With Buffin steadfastly remaining behind the kit and driving the band from the backseat, Hunter and Mott the Hoople carved a remarkable second act, building on their "All the Young Dudes" breakthrough with two further albums of splendid rock 'n' roll. 1973's Mott remains their high point, a perfect album with thunderous power chords, platform-booted glam, and a pair of shiveringly good acoustic songs from Hunter. Here's the album's centerpiece, the heartbreaking "The Ballad of Mott the Hoople (26th March 1972, Zürich)," which was written by the entire band, one of Buffin's few songwriting credits on a Mott album. In the lyrics, Hunter namechecks Buffin along with his other bandmates—bassist Pete "Overend" Watts, guitarist Mick Ralphs, and organist Verdon Allen—in a song that documents how the band almost called it a day before "All the Young Dudes" came along.

Dale Griffin remained Mott the Hoople's strongest champion after original band broke up in 1975, forming the splinter groups Mott and British Lions in the following years, and remaining keeper of the keys to the band's historic archives. He also found a second career in record production, producing albums for bands like the Cult and Hanoi Rocks, along with countless session for radio DJ John Peel. He was diagnosed with Alzheimer's in 2007 and was prevented from drumming the full set with Mott the Hoople during their 2009 and 2013 reunion shows (although he did participate in the encores for the 2009 sets).


The greatest part of Griffin's remarkable legacy, however, remains those eight classic Mott the Hoople albums, from 1969's self-titled affair to their final live album from 1974. The band's roughshod energy is evident on works like Brain Capers, which at times feels like a car driving off a cliff, but Buffin always managed to keep the group in check with his soulful, powerful drumming.

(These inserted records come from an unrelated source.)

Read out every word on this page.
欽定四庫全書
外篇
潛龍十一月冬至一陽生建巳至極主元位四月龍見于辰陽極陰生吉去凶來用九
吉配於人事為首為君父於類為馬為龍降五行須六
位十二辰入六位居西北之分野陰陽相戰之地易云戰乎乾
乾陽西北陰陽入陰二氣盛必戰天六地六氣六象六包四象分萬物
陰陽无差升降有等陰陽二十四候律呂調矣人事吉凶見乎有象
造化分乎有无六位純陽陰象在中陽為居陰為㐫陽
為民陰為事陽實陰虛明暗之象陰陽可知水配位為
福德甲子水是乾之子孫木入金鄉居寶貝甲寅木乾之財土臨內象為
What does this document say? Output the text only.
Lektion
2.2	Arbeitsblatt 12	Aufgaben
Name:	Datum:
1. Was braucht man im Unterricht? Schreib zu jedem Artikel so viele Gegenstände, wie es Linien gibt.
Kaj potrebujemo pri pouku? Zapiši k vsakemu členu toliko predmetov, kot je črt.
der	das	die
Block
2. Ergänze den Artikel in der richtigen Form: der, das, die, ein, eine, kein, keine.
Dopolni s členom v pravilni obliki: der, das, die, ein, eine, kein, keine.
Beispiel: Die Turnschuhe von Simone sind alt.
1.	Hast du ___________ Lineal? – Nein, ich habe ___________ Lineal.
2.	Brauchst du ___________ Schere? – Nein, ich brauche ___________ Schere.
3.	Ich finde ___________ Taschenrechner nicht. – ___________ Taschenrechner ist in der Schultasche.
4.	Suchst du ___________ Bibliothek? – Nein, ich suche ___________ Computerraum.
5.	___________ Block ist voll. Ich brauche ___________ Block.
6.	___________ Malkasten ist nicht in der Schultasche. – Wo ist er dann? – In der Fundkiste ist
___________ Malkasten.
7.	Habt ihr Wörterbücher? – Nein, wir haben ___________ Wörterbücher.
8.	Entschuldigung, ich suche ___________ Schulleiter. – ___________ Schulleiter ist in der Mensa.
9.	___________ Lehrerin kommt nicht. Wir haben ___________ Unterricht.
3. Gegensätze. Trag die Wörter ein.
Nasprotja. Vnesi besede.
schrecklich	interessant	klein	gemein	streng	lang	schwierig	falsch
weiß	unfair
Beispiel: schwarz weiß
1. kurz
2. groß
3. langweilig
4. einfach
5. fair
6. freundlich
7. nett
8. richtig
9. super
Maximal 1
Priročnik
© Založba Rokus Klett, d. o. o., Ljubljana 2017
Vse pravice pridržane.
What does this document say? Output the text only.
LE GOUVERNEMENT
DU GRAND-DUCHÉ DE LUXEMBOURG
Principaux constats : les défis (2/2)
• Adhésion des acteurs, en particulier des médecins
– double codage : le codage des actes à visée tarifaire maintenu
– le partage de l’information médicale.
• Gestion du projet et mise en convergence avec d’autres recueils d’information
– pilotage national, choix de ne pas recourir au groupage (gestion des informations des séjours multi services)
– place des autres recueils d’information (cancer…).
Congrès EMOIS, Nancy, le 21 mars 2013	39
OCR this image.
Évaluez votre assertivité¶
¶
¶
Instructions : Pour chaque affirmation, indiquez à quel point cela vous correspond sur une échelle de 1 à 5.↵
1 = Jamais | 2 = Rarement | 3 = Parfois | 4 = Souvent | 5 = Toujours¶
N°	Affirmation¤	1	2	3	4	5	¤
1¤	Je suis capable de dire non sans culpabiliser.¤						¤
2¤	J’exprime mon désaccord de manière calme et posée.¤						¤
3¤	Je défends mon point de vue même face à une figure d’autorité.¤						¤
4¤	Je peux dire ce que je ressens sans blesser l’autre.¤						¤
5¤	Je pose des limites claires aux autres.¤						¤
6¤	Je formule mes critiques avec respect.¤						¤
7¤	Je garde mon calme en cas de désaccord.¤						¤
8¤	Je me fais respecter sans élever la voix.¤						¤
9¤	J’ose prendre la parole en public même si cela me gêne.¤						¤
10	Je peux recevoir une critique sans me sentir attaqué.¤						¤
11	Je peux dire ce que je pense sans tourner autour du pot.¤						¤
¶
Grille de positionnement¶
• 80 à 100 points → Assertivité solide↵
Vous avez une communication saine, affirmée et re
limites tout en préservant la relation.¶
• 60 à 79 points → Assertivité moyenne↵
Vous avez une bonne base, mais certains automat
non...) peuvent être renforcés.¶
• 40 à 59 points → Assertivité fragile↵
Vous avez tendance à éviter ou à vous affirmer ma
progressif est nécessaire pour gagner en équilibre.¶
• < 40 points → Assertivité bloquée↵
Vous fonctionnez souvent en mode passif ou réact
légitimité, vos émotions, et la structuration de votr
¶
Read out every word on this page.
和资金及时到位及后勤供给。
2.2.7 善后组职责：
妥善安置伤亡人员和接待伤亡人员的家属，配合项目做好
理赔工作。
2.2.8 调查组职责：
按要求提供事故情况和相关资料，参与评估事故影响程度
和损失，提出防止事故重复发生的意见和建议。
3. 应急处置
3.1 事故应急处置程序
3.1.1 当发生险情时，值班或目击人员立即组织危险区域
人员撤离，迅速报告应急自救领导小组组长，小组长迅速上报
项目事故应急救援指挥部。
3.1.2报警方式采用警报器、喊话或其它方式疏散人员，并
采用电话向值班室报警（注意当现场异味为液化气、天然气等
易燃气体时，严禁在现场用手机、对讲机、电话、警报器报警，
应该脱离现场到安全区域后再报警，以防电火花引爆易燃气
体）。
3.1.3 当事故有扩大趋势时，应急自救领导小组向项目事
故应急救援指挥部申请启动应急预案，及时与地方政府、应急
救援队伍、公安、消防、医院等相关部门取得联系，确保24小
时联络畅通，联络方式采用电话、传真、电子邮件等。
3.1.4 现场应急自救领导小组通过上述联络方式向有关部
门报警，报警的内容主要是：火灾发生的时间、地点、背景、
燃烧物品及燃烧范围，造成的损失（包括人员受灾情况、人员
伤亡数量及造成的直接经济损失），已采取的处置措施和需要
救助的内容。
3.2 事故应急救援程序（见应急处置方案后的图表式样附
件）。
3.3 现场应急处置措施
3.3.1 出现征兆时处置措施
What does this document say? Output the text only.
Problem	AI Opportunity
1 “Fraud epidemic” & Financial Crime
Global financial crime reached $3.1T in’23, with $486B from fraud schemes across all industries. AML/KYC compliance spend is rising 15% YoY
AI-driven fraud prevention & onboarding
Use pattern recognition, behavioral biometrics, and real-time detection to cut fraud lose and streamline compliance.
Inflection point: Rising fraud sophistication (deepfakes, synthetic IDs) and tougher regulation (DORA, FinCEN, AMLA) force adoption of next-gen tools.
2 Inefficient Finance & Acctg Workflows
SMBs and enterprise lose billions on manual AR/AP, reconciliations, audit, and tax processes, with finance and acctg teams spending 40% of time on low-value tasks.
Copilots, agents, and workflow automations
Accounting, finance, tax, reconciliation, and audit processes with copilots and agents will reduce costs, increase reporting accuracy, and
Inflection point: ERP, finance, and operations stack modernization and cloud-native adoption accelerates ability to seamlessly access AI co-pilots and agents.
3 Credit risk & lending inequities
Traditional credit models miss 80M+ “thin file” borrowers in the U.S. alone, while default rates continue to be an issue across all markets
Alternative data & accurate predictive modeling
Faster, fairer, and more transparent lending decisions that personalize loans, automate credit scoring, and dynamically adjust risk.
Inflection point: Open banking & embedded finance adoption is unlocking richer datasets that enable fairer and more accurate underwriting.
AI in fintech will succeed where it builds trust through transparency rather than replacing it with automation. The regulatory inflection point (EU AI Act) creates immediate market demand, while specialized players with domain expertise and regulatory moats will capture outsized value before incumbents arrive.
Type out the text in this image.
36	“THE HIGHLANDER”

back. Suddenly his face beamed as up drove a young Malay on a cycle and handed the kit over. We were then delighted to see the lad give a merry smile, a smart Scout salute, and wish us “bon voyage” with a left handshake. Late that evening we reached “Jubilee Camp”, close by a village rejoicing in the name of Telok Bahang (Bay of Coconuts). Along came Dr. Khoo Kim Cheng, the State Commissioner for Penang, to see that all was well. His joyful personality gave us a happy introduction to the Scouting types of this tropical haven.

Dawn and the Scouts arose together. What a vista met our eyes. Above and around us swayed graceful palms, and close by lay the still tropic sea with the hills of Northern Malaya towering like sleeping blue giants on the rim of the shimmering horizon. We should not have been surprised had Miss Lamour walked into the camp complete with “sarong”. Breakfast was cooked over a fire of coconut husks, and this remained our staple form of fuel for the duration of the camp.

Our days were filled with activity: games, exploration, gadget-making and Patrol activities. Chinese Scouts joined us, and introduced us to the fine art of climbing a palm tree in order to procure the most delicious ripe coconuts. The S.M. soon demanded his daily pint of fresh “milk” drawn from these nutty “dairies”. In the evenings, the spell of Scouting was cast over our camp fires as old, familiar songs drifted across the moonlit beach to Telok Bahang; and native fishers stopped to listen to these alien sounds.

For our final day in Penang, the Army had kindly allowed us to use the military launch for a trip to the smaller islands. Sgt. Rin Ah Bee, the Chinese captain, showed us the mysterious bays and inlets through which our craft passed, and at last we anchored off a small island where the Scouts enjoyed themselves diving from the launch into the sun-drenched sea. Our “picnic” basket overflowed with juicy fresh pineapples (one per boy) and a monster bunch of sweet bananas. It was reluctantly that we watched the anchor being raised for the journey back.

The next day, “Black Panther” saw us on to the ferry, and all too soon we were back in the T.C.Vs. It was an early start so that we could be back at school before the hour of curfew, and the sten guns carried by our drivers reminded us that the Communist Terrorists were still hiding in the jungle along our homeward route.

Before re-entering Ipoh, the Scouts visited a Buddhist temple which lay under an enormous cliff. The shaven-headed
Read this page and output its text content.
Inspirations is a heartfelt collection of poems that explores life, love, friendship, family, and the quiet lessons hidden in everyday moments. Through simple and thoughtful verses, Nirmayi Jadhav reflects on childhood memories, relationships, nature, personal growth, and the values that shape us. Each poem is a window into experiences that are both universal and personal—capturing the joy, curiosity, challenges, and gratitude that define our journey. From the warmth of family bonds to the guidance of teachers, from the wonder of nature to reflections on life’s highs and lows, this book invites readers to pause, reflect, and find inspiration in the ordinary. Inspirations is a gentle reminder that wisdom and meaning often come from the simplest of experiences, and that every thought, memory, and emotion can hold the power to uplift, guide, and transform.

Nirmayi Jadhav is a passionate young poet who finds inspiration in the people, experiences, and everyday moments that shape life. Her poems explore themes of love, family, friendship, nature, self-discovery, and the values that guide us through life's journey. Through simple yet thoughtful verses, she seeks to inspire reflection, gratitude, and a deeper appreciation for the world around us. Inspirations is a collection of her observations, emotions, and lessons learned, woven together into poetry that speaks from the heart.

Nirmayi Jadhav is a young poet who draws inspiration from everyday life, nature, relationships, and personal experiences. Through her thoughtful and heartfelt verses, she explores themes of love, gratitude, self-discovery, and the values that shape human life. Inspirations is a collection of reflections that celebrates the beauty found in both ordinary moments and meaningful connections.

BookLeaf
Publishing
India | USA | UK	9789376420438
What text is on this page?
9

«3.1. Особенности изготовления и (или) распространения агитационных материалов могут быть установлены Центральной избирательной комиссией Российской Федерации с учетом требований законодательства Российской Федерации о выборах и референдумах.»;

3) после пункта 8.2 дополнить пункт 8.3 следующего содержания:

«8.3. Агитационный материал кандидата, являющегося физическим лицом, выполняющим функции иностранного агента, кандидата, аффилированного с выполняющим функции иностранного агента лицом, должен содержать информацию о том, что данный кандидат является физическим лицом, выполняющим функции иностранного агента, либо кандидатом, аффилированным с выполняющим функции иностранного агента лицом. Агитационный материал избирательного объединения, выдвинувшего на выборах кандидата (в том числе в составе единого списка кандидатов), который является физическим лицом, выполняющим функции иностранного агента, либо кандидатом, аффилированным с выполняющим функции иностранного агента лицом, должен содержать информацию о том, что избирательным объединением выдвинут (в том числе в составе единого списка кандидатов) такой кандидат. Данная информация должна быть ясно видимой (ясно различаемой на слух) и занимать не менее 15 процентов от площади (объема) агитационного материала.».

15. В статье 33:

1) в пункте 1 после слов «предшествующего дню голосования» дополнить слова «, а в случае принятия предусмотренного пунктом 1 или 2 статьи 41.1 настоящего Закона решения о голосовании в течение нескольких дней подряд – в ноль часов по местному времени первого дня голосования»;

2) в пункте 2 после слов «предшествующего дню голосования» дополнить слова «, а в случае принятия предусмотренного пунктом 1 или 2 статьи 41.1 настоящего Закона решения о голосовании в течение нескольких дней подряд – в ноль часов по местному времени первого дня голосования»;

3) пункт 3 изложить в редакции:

Ian Hunter already wrote the perfect epitaph for Mott the Hoople with their farewell 1974 single "Saturday Kids," which remains one of the most affecting and moving songs about playing music ever written. It's a perfect encapsulation of Mott the Hoople's story and, now, serves as a tribute to Griffin's life and work. I'd definitely recommend listening to the song below, but you should also seek out the fantastic 2011 documentary about the band, The Ballad of Mott the Hoople—you can read a little more about it here. Rest in peace, Buffin.